(September 19, 2005) Canadian consumers trust you with their personal information, but tread lightly. Clients are increasingly savvy about risks associated with online banking and financial institution transactions, but a new survey suggests they would take drastic action, including closing their accounts, if their financial institution suffered a security breach compromising their personal information.

The 2005 EDS Financial Services Privacy and Customer Relationship Management Survey found 21% of clients would close all their accounts and move their business to another financial institution if their personal information were compromised. More than half said they would discontinue banking until they felt the crisis was resolved.

The Ipsos Reid survey evaluated customer habits, perceptions and requirements concerning the use of personal information by the financial services industry. Overall, 40% of those surveyed say they are very confident of their financial institution’s ability to protect their privacy, and 54% say they are somewhat confident.

The mixed and sometimes conflicting responses show clients to be intensely opinionated about their privacy rights and acutely aware of how their personal data is protected.

Consumers are wary of having their personal information used for marketing. Although less than 17% of those surveyed objected to receiving unsolicited advice based on financial profiles created using their personal information and data mining techniques, 45% disagreed with financial institutions performing data analysis or mining their information in the first place.

EDS says this indicates a willingness on the part of consumers to receive advice they perceive as valuable, but also illustrates and highlights the concerns that consumers have about profiling practices.

When it comes to sharing information, 95% say financial institutions do not have the right to share any personal client information with third parties. At the same time, between 24% and 38% of respondents say they are willing to let their financial institutions share information like e-mail addresses, number of years they’ve been with their bank, the number and type of banking and investment accounts they have, assets, personal net worth and account balances with affiliate organizations.

This willingness to share, says EDS, is a sign that consumers have a high level of trust with their financial institutions and affiliates.

At the same time, institutions have a fine line to walk in creating and sharing consumer profiles. Consumers have concerns about data profiling, but value the personal advice that may require such analysis. More than three quarters of those who said profiling was acceptable to provide relevant advice or customized services, said they were wary of the practices if the profiles were used to sell products. Among those clients who said they accept profiling, 28% said the data should be securely stored and never used to sell services.
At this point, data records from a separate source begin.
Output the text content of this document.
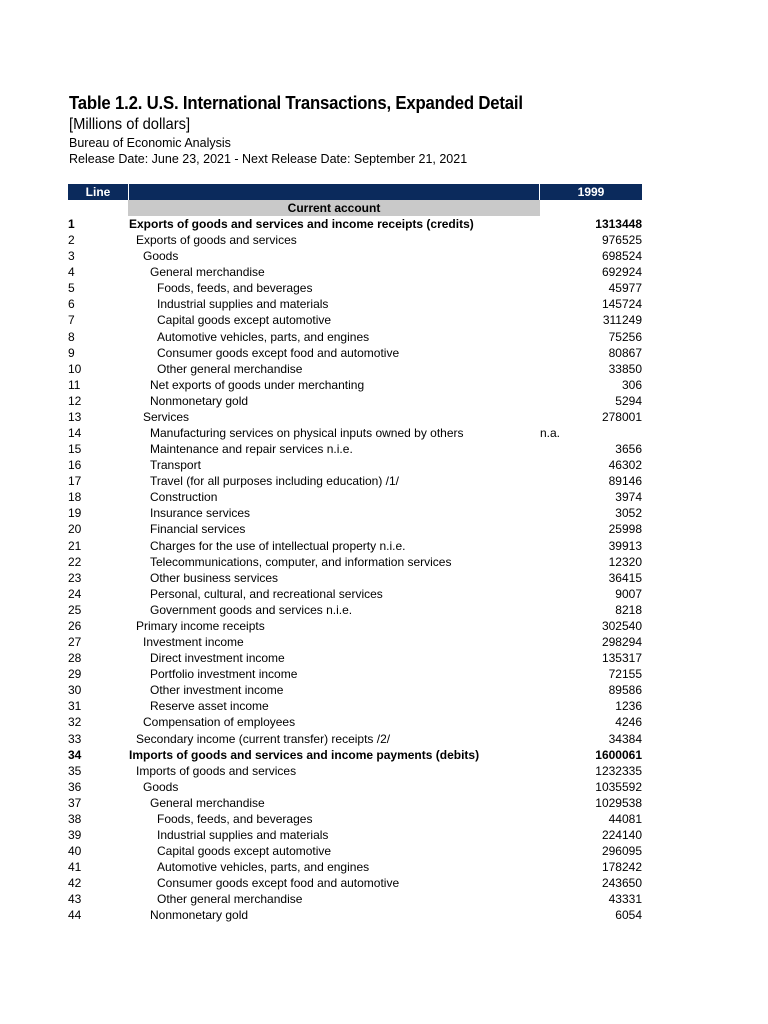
Table 1.2. U.S. International Transactions, Expanded Detail
[Millions of dollars]
Bureau of Economic Analysis
Release Date: June 23, 2021 - Next Release Date: September 21, 2021
Line	1999
Current account
1	Exports of goods and services and income receipts (credits)	1313448
2	Exports of goods and services	976525
3	Goods	698524
4	General merchandise	692924
5	Foods, feeds, and beverages	45977
6	Industrial supplies and materials	145724
7	Capital goods except automotive	311249
8	Automotive vehicles, parts, and engines	75256
9	Consumer goods except food and automotive	80867
10	Other general merchandise	33850
11	Net exports of goods under merchanting	306
12	Nonmonetary gold	5294
13	Services	278001
14	Manufacturing services on physical inputs owned by others	n.a.
15	Maintenance and repair services n.i.e.	3656
16	Transport	46302
17	Travel (for all purposes including education) /1/	89146
18	Construction	3974
19	Insurance services	3052
20	Financial services	25998
21	Charges for the use of intellectual property n.i.e.	39913
22	Telecommunications, computer, and information services	12320
23	Other business services	36415
24	Personal, cultural, and recreational services	9007
25	Government goods and services n.i.e.	8218
26	Primary income receipts	302540
27	Investment income	298294
28	Direct investment income	135317
29	Portfolio investment income	72155
30	Other investment income	89586
31	Reserve asset income	1236
32	Compensation of employees	4246
33	Secondary income (current transfer) receipts /2/	34384
34	Imports of goods and services and income payments (debits)	1600061
35	Imports of goods and services	1232335
36	Goods	1035592
37	General merchandise	1029538
38	Foods, feeds, and beverages	44081
39	Industrial supplies and materials	224140
40	Capital goods except automotive	296095
41	Automotive vehicles, parts, and engines	178242
42	Consumer goods except food and automotive	243650
43	Other general merchandise	43331
44	Nonmonetary gold	6054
“The act of protecting consumers’ personal information is not only imperative to meet compliance standards, but is also essential to a financial institution’s ability to attract and retain a solid customer base,” says Chris Lord, EDS senior vice president, Canadian financial services. “The consequences are severe for any financial institution that experiences a security breach that leads to a leak of personal information. Our survey clearly shows that consumers demand strong security and privacy measures, and banks and other financial service providers must rise to the challenge or risk losing their customers.”